Los designios hegemónicos de Putin nacen de un antiliberalismo aplicado a la política universal. Esa ideología de gran actualidad encuentra otros intérpretes y promotores en países cercanos a nosotros los europeos, como la Hungría de Orbán y los regímenes patrióticos sobrevenidos en Suecia e Italia, cuyos principios y milagros prometidos son peligrosamente contagiosos: el rechazo a las instituciones multinacionales, la prioridad del Estado-nación y el recorte a los derechos de las minorías.
Putin ha manejado magistralmente desde la sombra su destino político durante veintidós años y su impecable autoritarismo permitido por la esclavitud del pueblo ruso podría convertirse en un solemne fiasco. Ninguno de los experimentos del gran líder parece funcionar según lo previsto: la movilización de reservistas destinados a aplastar definitivamente a Ucrania, el éxodo de cientos de miles de sus ciudadanos que se escapan a los países vecinos para evitar su recluta, mientras los militares buscan carne de cañón peinando a las minorías étnicas, y la pérdida creciente de la lealtad de sus aliados más poderosos, como China.
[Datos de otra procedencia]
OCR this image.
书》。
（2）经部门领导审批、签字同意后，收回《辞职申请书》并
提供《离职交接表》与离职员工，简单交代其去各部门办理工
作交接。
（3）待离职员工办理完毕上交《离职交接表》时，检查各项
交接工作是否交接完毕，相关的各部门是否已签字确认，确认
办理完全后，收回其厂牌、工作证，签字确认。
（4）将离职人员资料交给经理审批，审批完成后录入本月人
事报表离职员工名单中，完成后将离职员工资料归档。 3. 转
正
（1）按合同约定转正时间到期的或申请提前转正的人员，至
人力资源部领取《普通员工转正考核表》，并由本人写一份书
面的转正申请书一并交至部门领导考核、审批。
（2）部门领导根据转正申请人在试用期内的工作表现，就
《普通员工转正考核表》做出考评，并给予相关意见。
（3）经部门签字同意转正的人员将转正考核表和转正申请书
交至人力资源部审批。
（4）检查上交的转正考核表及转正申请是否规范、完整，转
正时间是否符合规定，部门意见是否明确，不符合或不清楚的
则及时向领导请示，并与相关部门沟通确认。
Las frustraciones de Putin están debilitando su influencia en algunas zonas del mapamundi del poder y alejan también a China, cuyos líderes han demostrado en su historia que prefieren siempre el comercio a la guerra. El único comercio que rechazaron fue el del opio, impuesto por los británicos. China está cansada de la guerra, pues corre el riesgo de romper la dinámica del comercio mundial. Y en esa contingencia del suelo que tiembla bajo sus pies, Putin amenaza con un ataque nuclear táctico contra Ucrania, una operación de escasa alarma militar en Occidente que provocaría el irremediable aislamiento diplomático de Moscú a escala planetaria.